158 Алпатов М.А. Русская историческая мысль… С. 16.
159 История формирования старорусского «рефлекса на внешний мир» все еще ждет своего добросовестного концептуального истолкования (см. об этом подробнее в Части II, Главе 1).
160 А это, с одной стороны, означало – по крайней мере в потенции, сущностное развертывание и вербальная детализация которой стали приметой последующих столетий, когда мощной силой явили себя различные идеи мессианизма и богоизбранности России, – и то, что значение последней гносеологической и онтологической инстанции надо приписывать лишь русской культуре, лишь «русскому духу». В то же время ввод в действие теорий типа «Москва – третий Рим» надо понимать не столько как заявку на грядущий гегемонизм в масштабах тогдашней ойкумены, а как стремление добиться – посредством стимуляторов универсалистских размахов – высокого уровня структурной организации нарождающейся русской централизованной государственности, противостоя тем самым «катаболической эрозии» (об этом термине см.: Amheim R. Enthropy and Art.
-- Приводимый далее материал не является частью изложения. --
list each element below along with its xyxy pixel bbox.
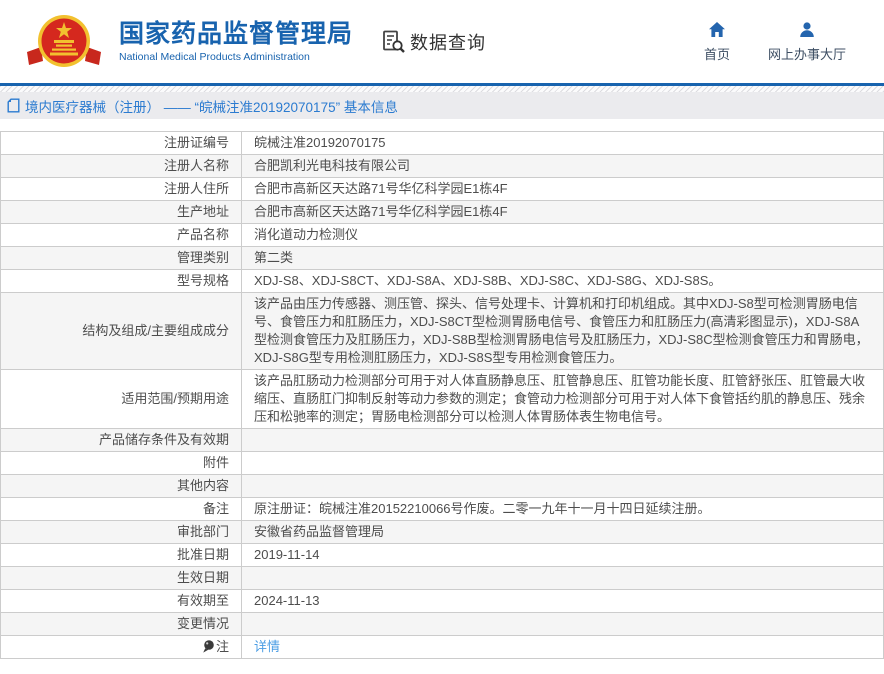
row-label-text: 适用范围/预期用途	[121, 391, 229, 406]
row-value: 详情	[242, 636, 884, 659]
nav-service-hall[interactable]: 网上办事大厅	[768, 21, 846, 63]
nav-home-label: 首页	[704, 44, 730, 63]
row-label: 其他内容	[1, 475, 242, 498]
table-row: 变更情况	[1, 613, 884, 636]
row-label-text: 生效日期	[177, 570, 229, 585]
table-row: 结构及组成/主要组成成分该产品由压力传感器、测压管、探头、信号处理卡、计算机和打…	[1, 293, 884, 370]
row-label-text: 备注	[203, 501, 229, 516]
table-row: 生产地址合肥市高新区天达路71号华亿科学园E1栋4F	[1, 201, 884, 224]
row-label: 生产地址	[1, 201, 242, 224]
registration-info-table: 注册证编号皖械注准20192070175注册人名称合肥凯利光电科技有限公司注册人…	[0, 131, 884, 659]
top-nav: 首页 网上办事大厅	[704, 21, 846, 63]
row-label-text: 结构及组成/主要组成成分	[82, 323, 229, 338]
row-label: 有效期至	[1, 590, 242, 613]
table-row: 备注原注册证：皖械注准20152210066号作废。二零一九年十一月十四日延续注…	[1, 498, 884, 521]
table-row: 注册人名称合肥凯利光电科技有限公司	[1, 155, 884, 178]
home-icon	[708, 21, 726, 39]
row-label: 审批部门	[1, 521, 242, 544]
document-search-icon	[381, 29, 406, 54]
detail-link[interactable]: 详情	[254, 639, 280, 654]
row-label: 注册人名称	[1, 155, 242, 178]
site-header: 国家药品监督管理局 National Medical Products Admi…	[0, 0, 884, 83]
row-label: 变更情况	[1, 613, 242, 636]
row-label: 附件	[1, 452, 242, 475]
row-label-text: 产品储存条件及有效期	[99, 432, 229, 447]
row-value: XDJ-S8、XDJ-S8CT、XDJ-S8A、XDJ-S8B、XDJ-S8C、…	[242, 270, 884, 293]
agency-titles: 国家药品监督管理局 National Medical Products Admi…	[119, 20, 353, 63]
table-row: 产品名称消化道动力检测仪	[1, 224, 884, 247]
row-label-text: 型号规格	[177, 273, 229, 288]
breadcrumb-text: 境内医疗器械（注册） —— “皖械注准20192070175” 基本信息	[25, 96, 398, 116]
nav-service-hall-label: 网上办事大厅	[768, 44, 846, 63]
row-value: 2024-11-13	[242, 590, 884, 613]
row-value: 皖械注准20192070175	[242, 132, 884, 155]
table-row: 附件	[1, 452, 884, 475]
info-table-body: 注册证编号皖械注准20192070175注册人名称合肥凯利光电科技有限公司注册人…	[1, 132, 884, 659]
row-label: 批准日期	[1, 544, 242, 567]
row-label-text: 审批部门	[177, 524, 229, 539]
row-label-text: 其他内容	[177, 478, 229, 493]
row-label-text: 变更情况	[177, 616, 229, 631]
table-row: 有效期至 2024-11-13	[1, 590, 884, 613]
row-label: 注	[1, 636, 242, 659]
row-value: 原注册证：皖械注准20152210066号作废。二零一九年十一月十四日延续注册。	[242, 498, 884, 521]
row-value: 第二类	[242, 247, 884, 270]
row-label: 产品名称	[1, 224, 242, 247]
row-label: 结构及组成/主要组成成分	[1, 293, 242, 370]
row-value	[242, 475, 884, 498]
row-label: 型号规格	[1, 270, 242, 293]
row-label-text: 注册人名称	[164, 158, 229, 173]
row-value: 该产品由压力传感器、测压管、探头、信号处理卡、计算机和打印机组成。其中XDJ-S…	[242, 293, 884, 370]
row-value: 合肥市高新区天达路71号华亿科学园E1栋4F	[242, 178, 884, 201]
row-label: 适用范围/预期用途	[1, 370, 242, 429]
row-label-text: 注册证编号	[164, 135, 229, 150]
row-value: 合肥市高新区天达路71号华亿科学园E1栋4F	[242, 201, 884, 224]
row-label-text: 注册人住所	[164, 181, 229, 196]
row-value: 消化道动力检测仪	[242, 224, 884, 247]
table-row: 注 详情	[1, 636, 884, 659]
row-value	[242, 429, 884, 452]
row-label: 备注	[1, 498, 242, 521]
table-row: 其他内容	[1, 475, 884, 498]
row-label-text: 管理类别	[177, 250, 229, 265]
row-value	[242, 567, 884, 590]
row-label: 管理类别	[1, 247, 242, 270]
table-row: 审批部门安徽省药品监督管理局	[1, 521, 884, 544]
row-label-text: 注	[216, 639, 229, 654]
document-icon	[7, 98, 20, 113]
row-value: 合肥凯利光电科技有限公司	[242, 155, 884, 178]
row-value	[242, 452, 884, 475]
agency-name-cn: 国家药品监督管理局	[119, 20, 353, 48]
user-icon	[798, 21, 816, 39]
data-query-button[interactable]: 数据查询	[381, 29, 486, 55]
table-row: 生效日期	[1, 567, 884, 590]
note-balloon-icon	[203, 640, 214, 653]
table-row: 产品储存条件及有效期	[1, 429, 884, 452]
table-row: 批准日期 2019-11-14	[1, 544, 884, 567]
row-label: 注册人住所	[1, 178, 242, 201]
data-query-label: 数据查询	[410, 29, 486, 55]
row-value: 该产品肛肠动力检测部分可用于对人体直肠静息压、肛管静息压、肛管功能长度、肛管舒张…	[242, 370, 884, 429]
row-label-text: 产品名称	[177, 227, 229, 242]
spacer	[0, 119, 884, 131]
row-label: 注册证编号	[1, 132, 242, 155]
row-label-text: 附件	[203, 455, 229, 470]
national-emblem-logo	[25, 14, 103, 70]
table-row: 注册证编号皖械注准20192070175	[1, 132, 884, 155]
table-row: 型号规格 XDJ-S8、XDJ-S8CT、XDJ-S8A、XDJ-S8B、XDJ-…	[1, 270, 884, 293]
row-value: 2019-11-14	[242, 544, 884, 567]
breadcrumb: 境内医疗器械（注册） —— “皖械注准20192070175” 基本信息	[0, 92, 884, 119]
row-value	[242, 613, 884, 636]
row-label-text: 有效期至	[177, 593, 229, 608]
row-label-text: 生产地址	[177, 204, 229, 219]
nav-home[interactable]: 首页	[704, 21, 730, 63]
table-row: 管理类别第二类	[1, 247, 884, 270]
table-row: 适用范围/预期用途该产品肛肠动力检测部分可用于对人体直肠静息压、肛管静息压、肛管…	[1, 370, 884, 429]
row-label-text: 批准日期	[177, 547, 229, 562]
row-label: 产品储存条件及有效期	[1, 429, 242, 452]
agency-name-en: National Medical Products Administration	[119, 51, 353, 63]
table-row: 注册人住所合肥市高新区天达路71号华亿科学园E1栋4F	[1, 178, 884, 201]
row-value: 安徽省药品监督管理局	[242, 521, 884, 544]
row-label: 生效日期	[1, 567, 242, 590]
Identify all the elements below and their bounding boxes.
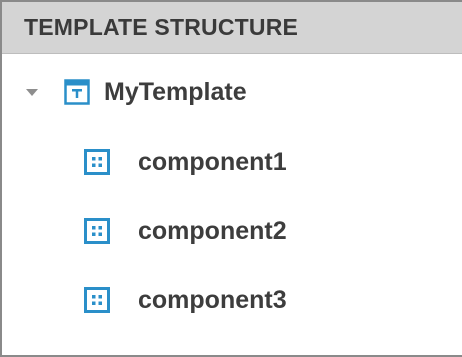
tree-node-label: component3 (138, 285, 287, 314)
component-icon (84, 218, 110, 244)
template-structure-panel: TEMPLATE STRUCTURE MyTemplate component1 (0, 0, 462, 357)
tree-node-mytemplate[interactable]: MyTemplate (26, 72, 247, 112)
panel-header: TEMPLATE STRUCTURE (2, 2, 462, 54)
tree-node-label: MyTemplate (104, 77, 247, 106)
component-icon (84, 287, 110, 313)
panel-title: TEMPLATE STRUCTURE (24, 14, 299, 40)
caret-down-icon[interactable] (26, 88, 38, 96)
tree-node-component3[interactable]: component3 (84, 280, 287, 320)
tree-node-label: component1 (138, 147, 287, 176)
tree-node-component2[interactable]: component2 (84, 211, 287, 251)
component-icon (84, 149, 110, 175)
tree-node-label: component2 (138, 216, 287, 245)
tree-node-component1[interactable]: component1 (84, 142, 287, 182)
template-icon (64, 79, 90, 105)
An Essay on Disorder and Order. Berkeley, etc., 1971. P. 48), ведущей к институциональной деструкции, к переходу системы в полностью неупорядоченное состояние.
161 Как и все такие режимы, возникающие и успешно объединяющие свои страны за счет неизмеримых потерь в человеческой свободе (см.: Liddle R.W. Ethnicity. Party and National Integration. An Indonesian Case Study. New Haven – London, 1970. P. 239).